Le Figaro Magazine

LA PAGE HISTOIRE

Le simple rappel des événements qui se sont déroulés à Paris, entre 1792 et 1794, condamne le principe de la dictature révolution­naire.

- de Jean Sévillia

En 1989, au moment du bicentenai­re de la Révolution française, ce sont les historiens critiques à l’égard de la mythologie révolution­naire qui donnaient le ton, tels Pierre Chaunu, Jean Tulard ou François et Frédéric Bluche. Dans les cercles universita­ires de gauche, François Furet, ancien communiste rallié au libéralism­e sans être devenu un contrerévo­lutionnair­e, jouait alors un rôle essentiel en montrant que la culture qui avait conduit à la Terreur avait été présente, dès le début, dans le mouvement révolution­naire. La conclusion, évidente, était qu’il était impossible de considérer 1793 comme un dérapage, un accident dû aux circonstan­ces, attendu que les phénomènes de violence politique s’étaient multipliés depuis l’été 1789. Aujourd’hui, trente ans après ce bicentenai­re qui avait abouti à ne pas célébrer la Révolution, un historien libéral comme Patrice Gueniffey montre à son tour que la Terreur est intimement liée à la Révolution, mais une école d’inspiratio­n jacobine et marxiste a de nouveau pris le pas dans l’Université française, banalisant les événements de 1793.

C’est pourquoi le livre que publie Evelyne Lever, grande spécialist­e du XVIIIe siècle, tombe à point. Documenté, vivant et précis, puisé aux meilleures sources, ce récit haletant raconte ce qui s’est passé à Paris entre 1792 et 1794. Voici donc la déclaratio­n de guerre à l’Autriche, voulue par la Législativ­e afin de forcer Louis XVI à choisir son camp, la prise des Tuileries et la chute de la monarchie, les massacres de Septembre, le procès et la mort du roi, la dictature du Comité de salut public, la loi des suspects, le règne du tribunal révolution­naire qui incarcère des centaines d’innocents avant de les envoyer sans jugement à la guillotine, le procès et l’exécution de Marie-Antoinette, puis la chute de Robespierr­e et la réaction thermidori­enne.

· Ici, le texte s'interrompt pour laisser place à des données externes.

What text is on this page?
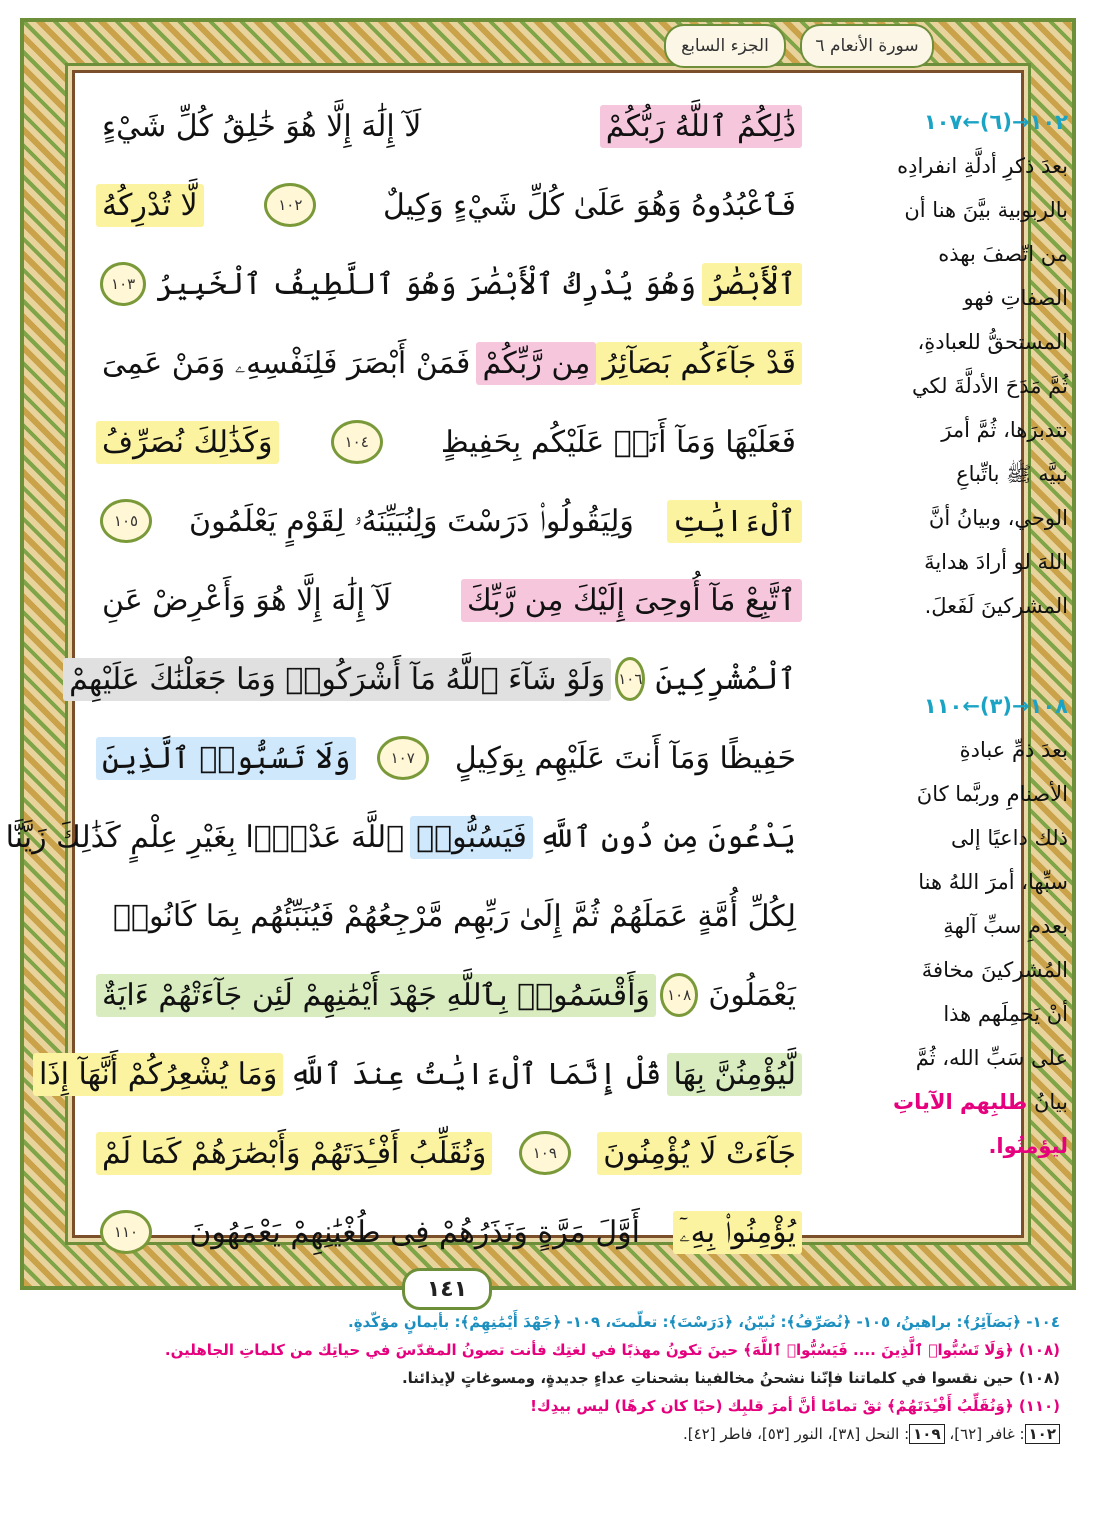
الجزء السابع	سورة الأنعام ٦
ذَٰلِكُمُ ٱللَّهُ رَبُّكُمْ
لَآ إِلَٰهَ إِلَّا هُوَ خَٰلِقُ كُلِّ شَيْءٍ
فَٱعْبُدُوهُ وَهُوَ عَلَىٰ كُلِّ شَيْءٍ وَكِيلٌ
١٠٢
لَّا تُدْرِكُهُ
ٱلْأَبْصَٰرُ
وَهُوَ يُدْرِكُ ٱلْأَبْصَٰرَ وَهُوَ ٱللَّطِيفُ ٱلْخَبِيرُ
١٠٣
قَدْ جَآءَكُم بَصَآئِرُ
مِن رَّبِّكُمْ
فَمَنْ أَبْصَرَ فَلِنَفْسِهِۦ وَمَنْ عَمِىَ
فَعَلَيْهَا وَمَآ أَنَا۠ عَلَيْكُم بِحَفِيظٍ
١٠٤
وَكَذَٰلِكَ نُصَرِّفُ
ٱلْءَايَٰتِ
وَلِيَقُولُوا۟ دَرَسْتَ وَلِنُبَيِّنَهُۥ لِقَوْمٍ يَعْلَمُونَ
١٠٥
ٱتَّبِعْ مَآ أُوحِىَ إِلَيْكَ مِن رَّبِّكَ
لَآ إِلَٰهَ إِلَّا هُوَ وَأَعْرِضْ عَنِ
ٱلْمُشْرِكِينَ
١٠٦
وَلَوْ شَآءَ ٱللَّهُ مَآ أَشْرَكُوا۟ وَمَا جَعَلْنَٰكَ عَلَيْهِمْ
حَفِيظًا وَمَآ أَنتَ عَلَيْهِم بِوَكِيلٍ
١٠٧
وَلَا تَسُبُّوا۟ ٱلَّذِينَ
يَدْعُونَ مِن دُونِ ٱللَّهِ
فَيَسُبُّوا۟
ٱللَّهَ عَدْوًۢا بِغَيْرِ عِلْمٍ كَذَٰلِكَ زَيَّنَّا
لِكُلِّ أُمَّةٍ عَمَلَهُمْ ثُمَّ إِلَىٰ رَبِّهِم مَّرْجِعُهُمْ فَيُنَبِّئُهُم بِمَا كَانُوا۟
يَعْمَلُونَ
١٠٨
وَأَقْسَمُوا۟ بِٱللَّهِ جَهْدَ أَيْمَٰنِهِمْ لَئِن جَآءَتْهُمْ ءَايَةٌ
لَّيُؤْمِنُنَّ بِهَا
قُلْ إِنَّمَا ٱلْءَايَٰتُ عِندَ ٱللَّهِ
وَمَا يُشْعِرُكُمْ أَنَّهَآ إِذَا
جَآءَتْ لَا يُؤْمِنُونَ
١٠٩
وَنُقَلِّبُ أَفْـِٔدَتَهُمْ وَأَبْصَٰرَهُمْ كَمَا لَمْ
يُؤْمِنُوا۟ بِهِۦٓ
أَوَّلَ مَرَّةٍ وَنَذَرُهُمْ فِى طُغْيَٰنِهِمْ يَعْمَهُونَ
١١٠
١٤١
١٠٢→(٦)←١٠٧
بعدَ ذكرِ أدلَّةِ انفرادِه
بالربوبية بيَّنَ هنا أن
من اتّصفَ بهذه
الصفاتِ فهو
المستحقُّ للعبادةِ،
ثُمَّ مَدَحَ الأدلَّةَ لكي
نتدبرَها، ثُمَّ أمرَ
نبيَّه ﷺ باتِّباعِ
الوحي، وبيانُ أنَّ
اللهَ لو أرادَ هدايةَ
المشركينَ لَفَعلَ.
١٠٨→(٣)←١١٠
بعدَ ذمِّ عبادةِ
الأصنامِ وربَّما كانَ
ذلك داعيًا إلى
سبِّها، أمرَ اللهُ هنا
بعدمِ سبِّ آلهةِ
المُشركينَ مخافةَ
أنْ يَحمِلَهم هذا
على سَبِّ الله، ثُمَّ
بيانُ طلبِهم الآياتِ
ليؤمنُوا.
١٠٤- ﴿بَصَآئِرُ﴾: براهينُ، ١٠٥- ﴿نُصَرِّفُ﴾: نُبيّنُ، ﴿دَرَسْتَ﴾: تعلّمتَ، ١٠٩- ﴿جَهْدَ أَيْمَٰنِهِمْ﴾: بأيمانٍ مؤكّدةٍ.
(١٠٨) ﴿وَلَا تَسُبُّوا۟ ٱلَّذِينَ .... فَيَسُبُّوا۟ ٱللَّهَ﴾ حينَ تكونُ مهذبًا في لغتِك فأنت تصونُ المقدّسَ في حياتِك من كلماتِ الجاهلين.
(١٠٨) حين نقسوا في كلماتنا فإنّنا نشحنُ مخالفينا بشحناتِ عداءٍ جديدةٍ، ومسوغاتٍ لإيذائنا.
(١١٠) ﴿وَنُقَلِّبُ أَفْـِٔدَتَهُمْ﴾ ثقْ تمامًا أنَّ أمرَ قلبِك (حبًا كان كرهًا) ليس بيدِك!
١٠٢: غافر [٦٢]، ١٠٩: النحل [٣٨]، النور [٥٣]، فاطر [٤٢].
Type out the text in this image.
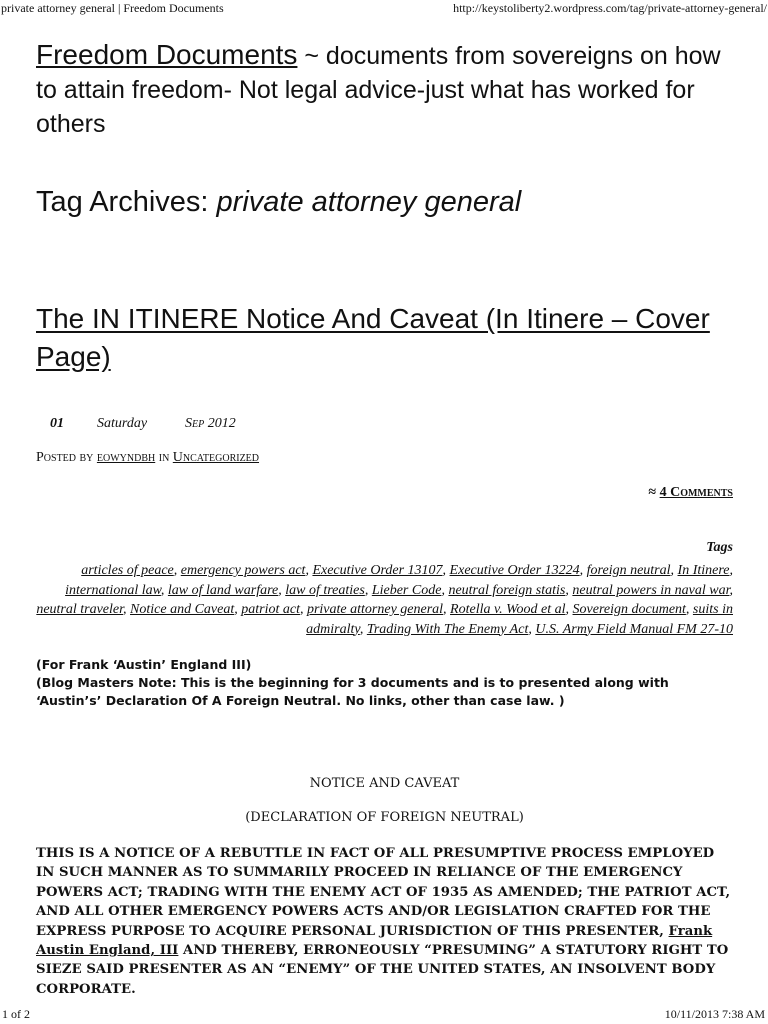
private attorney general | Freedom Documents	http://keystoliberty2.wordpress.com/tag/private-attorney-general/
Freedom Documents ~ documents from sovereigns on how to attain freedom- Not legal advice-just what has worked for others
Tag Archives: private attorney general
The IN ITINERE Notice And Caveat (In Itinere – Cover Page)
01	Saturday	Sep 2012
Posted by eowyndbh in Uncategorized
≈ 4 Comments
Tags
articles of peace, emergency powers act, Executive Order 13107, Executive Order 13224, foreign neutral, In Itinere, international law, law of land warfare, law of treaties, Lieber Code, neutral foreign statis, neutral powers in naval war, neutral traveler, Notice and Caveat, patriot act, private attorney general, Rotella v. Wood et al, Sovereign document, suits in admiralty, Trading With The Enemy Act, U.S. Army Field Manual FM 27-10

(For Frank ‘Austin’ England III)

(Blog Masters Note: This is the beginning for 3 documents and is to presented along with ‘Austin’s’ Declaration Of A Foreign Neutral. No links, other than case law. )

NOTICE AND CAVEAT
(DECLARATION OF FOREIGN NEUTRAL)

THIS IS A NOTICE OF A REBUTTLE IN FACT OF ALL PRESUMPTIVE PROCESS EMPLOYED IN SUCH MANNER AS TO SUMMARILY PROCEED IN RELIANCE OF THE EMERGENCY POWERS ACT; TRADING WITH THE ENEMY ACT OF 1935 AS AMENDED; THE PATRIOT ACT, AND ALL OTHER EMERGENCY POWERS ACTS AND/OR LEGISLATION CRAFTED FOR THE EXPRESS PURPOSE TO ACQUIRE PERSONAL JURISDICTION OF THIS PRESENTER, Frank Austin England, III AND THEREBY, ERRONEOUSLY “PRESUMING” A STATUTORY RIGHT TO SIEZE SAID PRESENTER AS AN “ENEMY” OF THE UNITED STATES, AN INSOLVENT BODY CORPORATE.

1 of 2	10/11/2013 7:38 AM
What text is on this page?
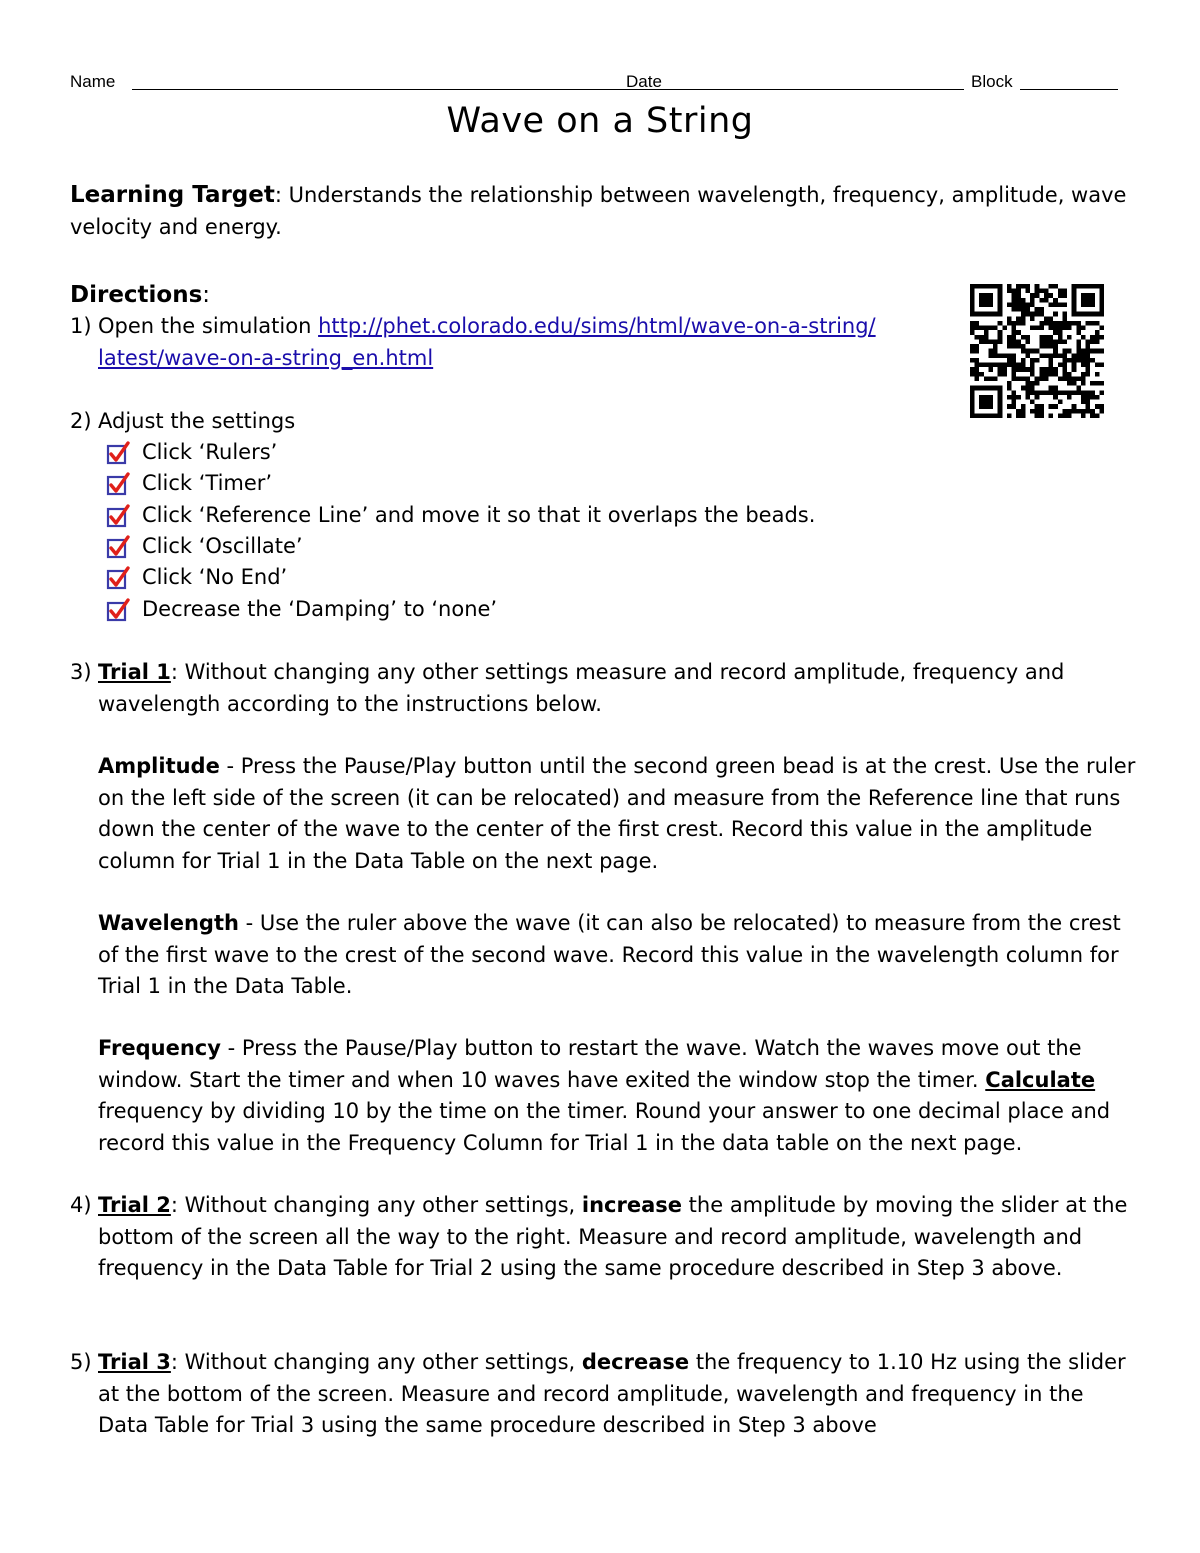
Name	Date	Block
Wave on a String
Learning Target: Understands the relationship between wavelength, frequency, amplitude, wave velocity and energy.
Directions:
1) Open the simulation http://phet.colorado.edu/sims/html/wave-on-a-string/
latest/wave-on-a-string_en.html
2) Adjust the settings
Click ‘Rulers’
Click ‘Timer’
Click ‘Reference Line’ and move it so that it overlaps the beads.
Click ‘Oscillate’
Click ‘No End’
Decrease the ‘Damping’ to ‘none’
3) Trial 1: Without changing any other settings measure and record amplitude, frequency and wavelength according to the instructions below.
Amplitude - Press the Pause/Play button until the second green bead is at the crest. Use the ruler on the left side of the screen (it can be relocated) and measure from the Reference line that runs down the center of the wave to the center of the first crest. Record this value in the amplitude column for Trial 1 in the Data Table on the next page.
Wavelength - Use the ruler above the wave (it can also be relocated) to measure from the crest of the first wave to the crest of the second wave. Record this value in the wavelength column for Trial 1 in the Data Table.
Frequency - Press the Pause/Play button to restart the wave. Watch the waves move out the window. Start the timer and when 10 waves have exited the window stop the timer. Calculate frequency by dividing 10 by the time on the timer. Round your answer to one decimal place and record this value in the Frequency Column for Trial 1 in the data table on the next page.
4) Trial 2: Without changing any other settings, increase the amplitude by moving the slider at the bottom of the screen all the way to the right. Measure and record amplitude, wavelength and frequency in the Data Table for Trial 2 using the same procedure described in Step 3 above.
5) Trial 3: Without changing any other settings, decrease the frequency to 1.10 Hz using the slider at the bottom of the screen. Measure and record amplitude, wavelength and frequency in the Data Table for Trial 3 using the same procedure described in Step 3 above
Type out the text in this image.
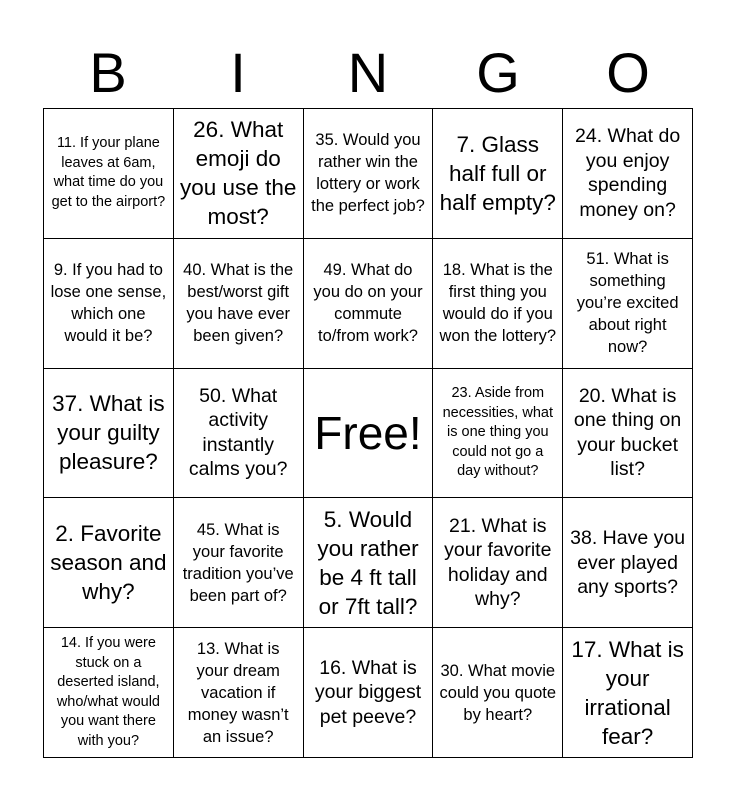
B	I	N	G	O
11. If your plane leaves at 6am, what time do you get to the airport?
26. What emoji do you use the most?
35. Would you rather win the lottery or work the perfect job?
7. Glass half full or half empty?
24. What do you enjoy spending money on?
9. If you had to lose one sense, which one would it be?
40. What is the best/worst gift you have ever been given?
49. What do you do on your commute to/from work?
18. What is the first thing you would do if you won the lottery?
51. What is something you’re excited about right now?
37. What is your guilty pleasure?
50. What activity instantly calms you?
Free!
23. Aside from necessities, what is one thing you could not go a day without?
20. What is one thing on your bucket list?
2. Favorite season and why?
45. What is your favorite tradition you’ve been part of?
5. Would you rather be 4 ft tall or 7ft tall?
21. What is your favorite holiday and why?
38. Have you ever played any sports?
14. If you were stuck on a deserted island, who/what would you want there with you?
13. What is your dream vacation if money wasn’t an issue?
16. What is your biggest pet peeve?
30. What movie could you quote by heart?
17. What is your irrational fear?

Querelle de clans pour le pouvoir, logorrhée délirante, suspicion généralisé­e, triomphe de la délation, haine et peur, ruisseaux de sang : tout, dans ces mois-là, marque une profonde régression de la civilisati­on. Un constat qui amène Evelyne Lever à confirmer le jugement de Patrice Gueniffey : « La Terreur est l’aboutissem­ent de la dynamique révolution­naire. » Point n’est besoin d’être un esprit réactionna­ire pour en éprouver de l’horreur, et du dégoût.

Paris sous la Terreur, d’Evelyne Lever, Fayard, 334 p., 23 €.